Das Bundeskriminalamt zählte im ersten Halbjahr 2023 deutschlandweit 960 antisemitische Vorfälle, in etwa so viele wie im gleichen Zeitraum im Jahr zuvor. Im Saarland sind demnach sechs politisch motivierte Straftaten registriert worden, alle im zweiten Quartal. Das geht aus einer Antwort der Bundesregierung auf eine Kleine Anfrage der Vizepräsidentin des Bundestags, Petra Pau, und der Links-Fraktion hervor.

Der Zentralrat der Juden zeigte sich besorgt. "Wir erleben eine Geisteshaltung, die jüdisches Leben nicht zu Deutschland zählt", sagte Präsident Josef Schuster. Bundesinnenministerin Nancy Faeser nannte die Zahlen beschämend.
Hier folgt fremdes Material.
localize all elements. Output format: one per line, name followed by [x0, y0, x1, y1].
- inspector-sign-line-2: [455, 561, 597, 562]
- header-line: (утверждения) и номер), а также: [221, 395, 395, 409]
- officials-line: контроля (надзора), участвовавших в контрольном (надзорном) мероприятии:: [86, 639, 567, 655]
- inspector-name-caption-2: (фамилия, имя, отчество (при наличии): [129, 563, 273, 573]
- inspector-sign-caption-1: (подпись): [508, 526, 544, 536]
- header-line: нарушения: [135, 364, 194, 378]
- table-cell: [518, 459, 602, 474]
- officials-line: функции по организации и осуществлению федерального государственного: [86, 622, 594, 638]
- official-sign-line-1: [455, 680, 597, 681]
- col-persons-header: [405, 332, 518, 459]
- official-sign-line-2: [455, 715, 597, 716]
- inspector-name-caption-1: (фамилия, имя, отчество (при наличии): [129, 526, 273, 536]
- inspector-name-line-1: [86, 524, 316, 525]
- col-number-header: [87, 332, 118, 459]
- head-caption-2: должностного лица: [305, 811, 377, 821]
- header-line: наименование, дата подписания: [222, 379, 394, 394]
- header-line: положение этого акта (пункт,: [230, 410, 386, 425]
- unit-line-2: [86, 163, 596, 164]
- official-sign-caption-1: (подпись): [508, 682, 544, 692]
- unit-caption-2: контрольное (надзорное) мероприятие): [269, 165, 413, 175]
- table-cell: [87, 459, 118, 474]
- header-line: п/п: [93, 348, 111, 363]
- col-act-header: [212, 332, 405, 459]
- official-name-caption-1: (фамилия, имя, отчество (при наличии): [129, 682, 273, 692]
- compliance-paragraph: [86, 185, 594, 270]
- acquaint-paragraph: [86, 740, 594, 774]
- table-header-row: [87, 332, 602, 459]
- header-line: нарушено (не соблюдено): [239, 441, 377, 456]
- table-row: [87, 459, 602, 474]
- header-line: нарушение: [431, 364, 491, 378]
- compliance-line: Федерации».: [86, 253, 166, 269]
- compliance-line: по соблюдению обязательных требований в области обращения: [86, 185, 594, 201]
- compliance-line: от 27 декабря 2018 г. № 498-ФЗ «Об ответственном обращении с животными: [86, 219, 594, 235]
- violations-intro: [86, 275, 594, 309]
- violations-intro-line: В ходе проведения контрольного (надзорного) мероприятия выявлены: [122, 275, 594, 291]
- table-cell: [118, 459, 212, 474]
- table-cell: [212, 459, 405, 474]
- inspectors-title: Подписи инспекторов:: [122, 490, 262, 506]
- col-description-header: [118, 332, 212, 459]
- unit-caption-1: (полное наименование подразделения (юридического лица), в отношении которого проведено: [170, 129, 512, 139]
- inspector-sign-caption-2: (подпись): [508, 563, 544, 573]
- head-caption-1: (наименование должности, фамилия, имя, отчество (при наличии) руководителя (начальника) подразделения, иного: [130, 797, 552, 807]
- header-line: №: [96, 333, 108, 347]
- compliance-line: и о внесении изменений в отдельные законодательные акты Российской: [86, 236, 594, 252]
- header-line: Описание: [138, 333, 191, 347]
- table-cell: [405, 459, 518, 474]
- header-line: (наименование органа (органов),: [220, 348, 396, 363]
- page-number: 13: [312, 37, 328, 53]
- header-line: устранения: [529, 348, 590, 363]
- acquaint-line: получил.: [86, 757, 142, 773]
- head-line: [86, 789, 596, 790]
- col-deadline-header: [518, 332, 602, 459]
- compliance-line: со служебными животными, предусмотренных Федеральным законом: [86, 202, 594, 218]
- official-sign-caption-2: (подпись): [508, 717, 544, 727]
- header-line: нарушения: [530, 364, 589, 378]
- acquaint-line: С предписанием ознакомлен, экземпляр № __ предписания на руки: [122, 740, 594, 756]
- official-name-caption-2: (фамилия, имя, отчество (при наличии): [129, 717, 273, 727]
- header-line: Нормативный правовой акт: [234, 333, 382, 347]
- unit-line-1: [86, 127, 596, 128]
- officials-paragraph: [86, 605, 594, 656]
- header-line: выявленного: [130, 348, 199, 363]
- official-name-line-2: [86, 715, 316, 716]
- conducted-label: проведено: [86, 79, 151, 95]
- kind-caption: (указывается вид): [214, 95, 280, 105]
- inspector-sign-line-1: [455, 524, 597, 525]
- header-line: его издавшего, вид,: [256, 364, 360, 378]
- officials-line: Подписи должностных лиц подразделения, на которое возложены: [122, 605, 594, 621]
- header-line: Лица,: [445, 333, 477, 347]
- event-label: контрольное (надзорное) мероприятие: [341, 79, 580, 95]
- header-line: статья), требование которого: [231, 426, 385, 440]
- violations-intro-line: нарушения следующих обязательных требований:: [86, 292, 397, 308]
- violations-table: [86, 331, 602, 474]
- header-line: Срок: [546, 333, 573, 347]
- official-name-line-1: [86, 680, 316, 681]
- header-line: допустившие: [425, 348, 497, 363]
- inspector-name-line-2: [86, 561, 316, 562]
Die SPD-Politikerin sagte, Antisemitismus sei ein Angriff auf alle Werte, für die der demokratische Rechtsstaat stehe.

Minister verurteilen Vorfälle

Die saarländische Bildungsministerin Christine Streichert-Clivot und Innenminister Reinhold Jost (beide SPD) verurteilten die antisemitischen Vorfälle im Saarland.

"Unsere Teams an den Schulen haben eine hohe Kompetenz im Umgang mit Antisemitismus, und das Verhalten ist fester Bestandteil der Lehrpläne", so Streichert Clivot. "Dass es dennoch zu antisemitischen Vorfällen kommt zeigt, dass es richtig ist, die Demokratiebildung weiter zu stärken." Der Kampf gegen Antisemitismus sei eine Daueraufgabe, so Streichert-Clivot.

Das sieht auch Jost so: "Im Saarland gibt es keinen Platz für Antisemitismus, Hass und Hetze, schon gar nicht an Schulen." Die Behörden beobachteten entsprechende Bestrebungen und bearbeiteten alle damit in Zusammenhang stehenden Sachverhalte.

"Jede Möglichkeit, auch niedrigschwellig antisemitische Vorfälle melden zu können, wird ausdrücklich begrüßt und durch die saarländischen Behörden im Rahmen der gesetzlichen Befugnisse unterstützt."

Über dieses Thema haben auch die SR-Hörfunknachrichten am 09.08.2023 berichtet.